Friday, 30 November 2012

Finally, I admit blob defeat

Every day, in the family life, the hours scoot away, but in some strange, cussed way, what the children call the Blobby Blob gets written. Most of the time, I have to apologise for grammatical errors, non-sequiturs, possible idiocies, wild tangents, and general lack of coherence. But at least there are words. I think that as long as there are words, everything is all right.

Tonight, I have to admit defeat. The hours went; the fingers can hardly move to type; there are no words.

The weather was cold and glittering; the children were sweet and funny; the new gentleman is getting more and more settled. I even won huge wads of cash, as the enchanting grey Dynaste romped home to his second glorious victory over fences. He was a good hurdler, but he has taken to the big jumps as if they were the very things he was waiting for. I have rarely seen a horse have so much fun.

I was very careful not to shout, for fear of alarming the new gent. Stanley the Lurcher is not used to my intemperate racing self; I don’t want to shock him, early on. My old girls used to jump up and down and bark their heads off as I howled my fancies home, mostly up the Cheltenham hill. (When Kauto Star won one of his Gold Cups, I think it was the first, we were making such a racket that my neighbour burst in the front door, thinking that we were suffering a home invasion.) I shall have to introduce Mr S gradually to this kind of rumpus.

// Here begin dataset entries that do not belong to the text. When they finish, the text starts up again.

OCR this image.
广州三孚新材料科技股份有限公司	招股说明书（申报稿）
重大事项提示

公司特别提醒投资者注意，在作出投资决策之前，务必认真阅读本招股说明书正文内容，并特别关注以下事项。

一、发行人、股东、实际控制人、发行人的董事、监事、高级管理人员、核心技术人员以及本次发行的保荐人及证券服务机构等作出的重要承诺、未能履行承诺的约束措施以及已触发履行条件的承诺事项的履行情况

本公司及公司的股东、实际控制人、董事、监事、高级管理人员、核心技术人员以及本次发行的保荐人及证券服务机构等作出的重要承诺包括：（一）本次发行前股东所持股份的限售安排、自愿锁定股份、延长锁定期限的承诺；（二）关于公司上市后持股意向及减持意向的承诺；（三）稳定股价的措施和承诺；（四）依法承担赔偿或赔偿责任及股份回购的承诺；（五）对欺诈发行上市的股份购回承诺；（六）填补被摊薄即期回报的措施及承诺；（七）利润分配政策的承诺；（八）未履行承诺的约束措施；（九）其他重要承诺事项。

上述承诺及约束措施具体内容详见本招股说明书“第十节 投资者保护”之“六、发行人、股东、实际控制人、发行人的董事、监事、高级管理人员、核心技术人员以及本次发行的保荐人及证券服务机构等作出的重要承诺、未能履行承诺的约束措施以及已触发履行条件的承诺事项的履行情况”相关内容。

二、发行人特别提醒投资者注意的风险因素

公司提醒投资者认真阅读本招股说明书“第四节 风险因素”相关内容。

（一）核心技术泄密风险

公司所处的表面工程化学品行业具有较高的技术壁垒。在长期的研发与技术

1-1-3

In other words, it was a Good Day.

No time or energy for pictures either. Just two of the dear new arrival:

30 Nov 1-001

30 Nov 2

He really is a glorious fellow. I love that rather whippety profile. I am trying to work out his heritage. I think there is greyhound, possibly a bit of boxer, even a touch of Lab, I am almost sure some collie, and a dash of Staffordshire. A lot of sight dog, as some of the clever Dear Readers have observed. This is a very particular thing, which needs me to develop a whole new set of skills. His sight dog heritage is already showing; he can spot a fly at twenty paces.

The Smallest Cousin has just crawled onto my lap. ‘That’s a LOT of blob,’ she says. ‘You really are doing that Blobby Blob.’

She pauses. She thinks for a moment. ‘I would like a computer,’ she says. (She is four years old, so the possibility is remote.) She says, seriously: ‘I’d like to press all those buttons.’

I think: I’d like to press all those buttons too. It would make my agent very happy.

As I finish, and scroll back to check the paltry amount of words, the Smallest Cousin says, in hollering cartoon voice: ‘Whoah! You were a big writer there.’ Out of the mouths of babes, I think. If only it were true.